Deuxième journée de manifestations contre l'OMC à Montréal

 

Par Doug Palmer et Gilbert Le Gras

MONTRÉAL (Reuters) - La perspective d'un accord sur les politiques agricoles s'estompait mardi à la réunion de l'Organisation mondiale du Commerce à Montréal, tandis que les militants altermondialistes manifestaient pour la deuxième journée consécutive.

Plus de 200 personnes ont été arrêtées lundi lors d'affrontements entre policiers et manifestants, dont certains ont fracassé des vitrines de magasins et endommagé des voitures de luxe près de l'hôtel montréalais où sont réunis jusqu'à mercredi plus d'une vingtaine de ministres du Commerce.

Certains manifestants s'en sont pris aux vitrines du distributeur de prêt-à-porter Gap, du restaurateur Burger King et de la Banque de Montréal.

Les policiers affirment que des projectiles, parmi lesquels des balles de golf et des billes d'acier, ont été lancés en leur direction et vers des voitures stationnées et des magasins.

Les manifestants ont entamé mardi peu après 10h00 une nouvelle marche dans le centre-ville en direction du lieu de rencontre de l'OMC.

Pendant ce temps, à l'intérieur du périmètre de sécurité entourant l'hôtel, l'optimisme commençait à s'amoindrir sur les perspectives d'un accord au mini-sommet, d'après le ministre néo-zélandais du Commerce Jim Sutton .

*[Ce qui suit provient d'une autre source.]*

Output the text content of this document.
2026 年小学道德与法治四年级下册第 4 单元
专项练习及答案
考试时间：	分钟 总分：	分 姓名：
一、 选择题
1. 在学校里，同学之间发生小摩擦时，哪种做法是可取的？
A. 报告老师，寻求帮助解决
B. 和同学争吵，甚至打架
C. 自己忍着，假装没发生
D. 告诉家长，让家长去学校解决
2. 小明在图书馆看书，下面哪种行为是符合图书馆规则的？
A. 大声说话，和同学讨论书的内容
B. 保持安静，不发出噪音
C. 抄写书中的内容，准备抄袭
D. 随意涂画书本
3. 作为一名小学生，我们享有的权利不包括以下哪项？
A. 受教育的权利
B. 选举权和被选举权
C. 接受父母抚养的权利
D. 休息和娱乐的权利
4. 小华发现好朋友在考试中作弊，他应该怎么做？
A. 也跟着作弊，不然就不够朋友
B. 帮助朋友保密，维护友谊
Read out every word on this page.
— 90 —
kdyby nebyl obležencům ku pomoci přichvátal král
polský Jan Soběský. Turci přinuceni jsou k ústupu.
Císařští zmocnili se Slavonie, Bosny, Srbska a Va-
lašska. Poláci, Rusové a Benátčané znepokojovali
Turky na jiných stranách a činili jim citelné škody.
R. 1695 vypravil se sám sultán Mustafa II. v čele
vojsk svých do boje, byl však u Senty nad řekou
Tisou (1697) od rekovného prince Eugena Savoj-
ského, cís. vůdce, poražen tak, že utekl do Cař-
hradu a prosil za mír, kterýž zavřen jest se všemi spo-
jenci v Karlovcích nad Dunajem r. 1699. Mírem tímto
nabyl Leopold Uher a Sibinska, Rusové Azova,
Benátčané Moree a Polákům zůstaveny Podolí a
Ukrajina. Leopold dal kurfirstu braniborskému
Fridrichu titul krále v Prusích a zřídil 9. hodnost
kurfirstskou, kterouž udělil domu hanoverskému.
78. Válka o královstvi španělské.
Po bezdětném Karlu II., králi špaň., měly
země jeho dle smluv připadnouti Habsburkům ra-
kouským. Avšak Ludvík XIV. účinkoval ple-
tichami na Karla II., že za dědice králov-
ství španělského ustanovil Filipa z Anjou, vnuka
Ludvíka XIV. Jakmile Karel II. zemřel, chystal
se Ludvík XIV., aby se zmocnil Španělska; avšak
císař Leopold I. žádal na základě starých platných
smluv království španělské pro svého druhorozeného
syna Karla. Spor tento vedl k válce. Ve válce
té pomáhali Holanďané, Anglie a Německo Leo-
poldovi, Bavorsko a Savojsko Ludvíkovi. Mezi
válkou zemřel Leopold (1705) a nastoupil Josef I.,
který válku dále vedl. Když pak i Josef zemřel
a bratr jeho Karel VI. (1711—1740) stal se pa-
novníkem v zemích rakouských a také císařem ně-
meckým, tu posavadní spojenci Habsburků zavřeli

"Rien de ce qui a été dit par l'Union européenne ou le Japon ou les grands protectionnistes de l'agriculture ne peut nous donner raison d'être optimistes jusqu'à maintenant", a indiqué à Reuters Jim Sutton.

ECARTS NOTOIRES

La plupart des représentants aimeraient bien voir les États-Unis et l'Union européenne conclure un accord sur l'agriculture qui pourrait être appuyé par les 144 autres membres de l'OMC lors de la conférence ministérielle de Cancùn, au Mexique, en septembre.

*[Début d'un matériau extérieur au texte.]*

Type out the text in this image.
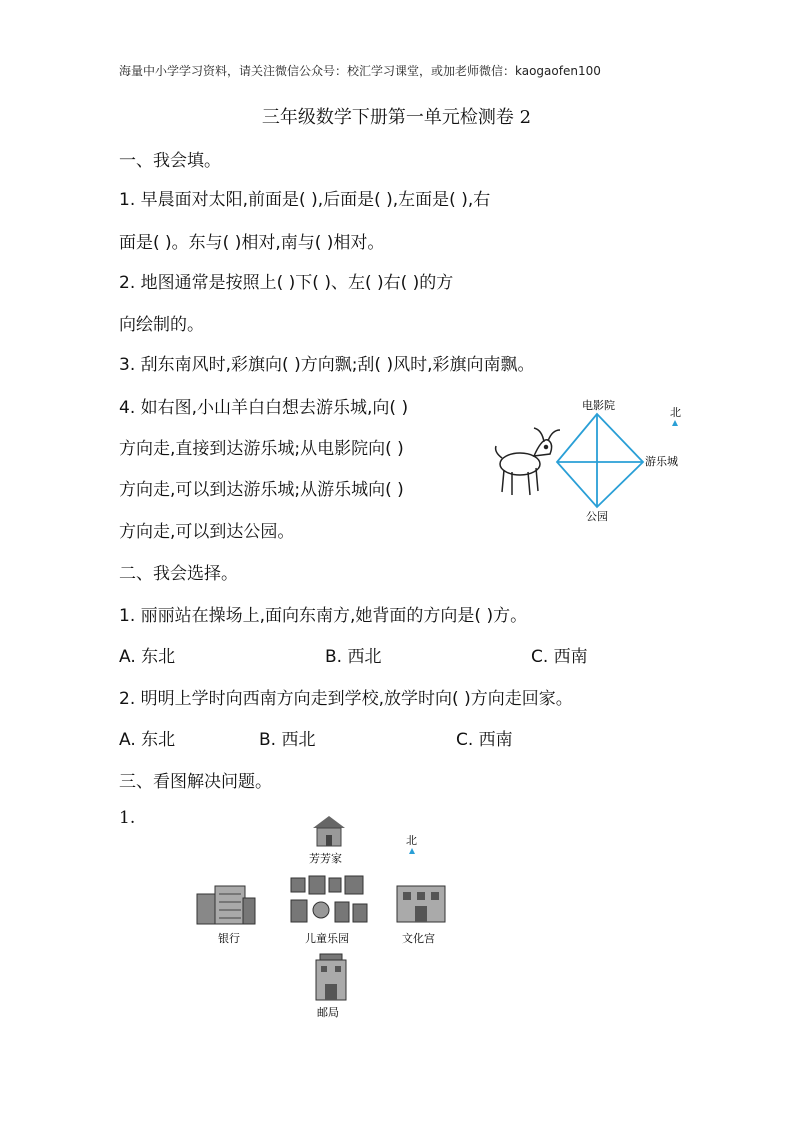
海量中小学学习资料，请关注微信公众号：校汇学习课堂，或加老师微信：kaogaofen100
三年级数学下册第一单元检测卷 2
一、我会填。
1. 早晨面对太阳,前面是( ),后面是( ),左面是( ),右
面是( )。东与( )相对,南与( )相对。
2. 地图通常是按照上( )下( )、左( )右( )的方
向绘制的。
3. 刮东南风时,彩旗向( )方向飘;刮( )风时,彩旗向南飘。
4. 如右图,小山羊白白想去游乐城,向( )
方向走,直接到达游乐城;从电影院向( )
方向走,可以到达游乐城;从游乐城向( )
方向走,可以到达公园。
电影院
游乐城
公园
北
二、我会选择。
1. 丽丽站在操场上,面向东南方,她背面的方向是( )方。
A. 东北	B. 西北	C. 西南
2. 明明上学时向西南方向走到学校,放学时向( )方向走回家。
A. 东北	B. 西北	C. 西南
三、看图解决问题。
1.
芳芳家
北
银行	儿童乐园	文化宫
邮局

Mais les deux parties demeurent très divisées sur les trois principaux aspects de la question agricole, à savoir le soutien domestique, les subventions à l'exportation et l'accès aux marchés.

De plus, l'Union européenne aimerait ajouter un quatrième aspect aux négociations sur l'agriculture qui traiterait des "indications géographiques" visant à empêcher les producteurs étrangers de vendre certains produits utilisant des noms d'endroits européens.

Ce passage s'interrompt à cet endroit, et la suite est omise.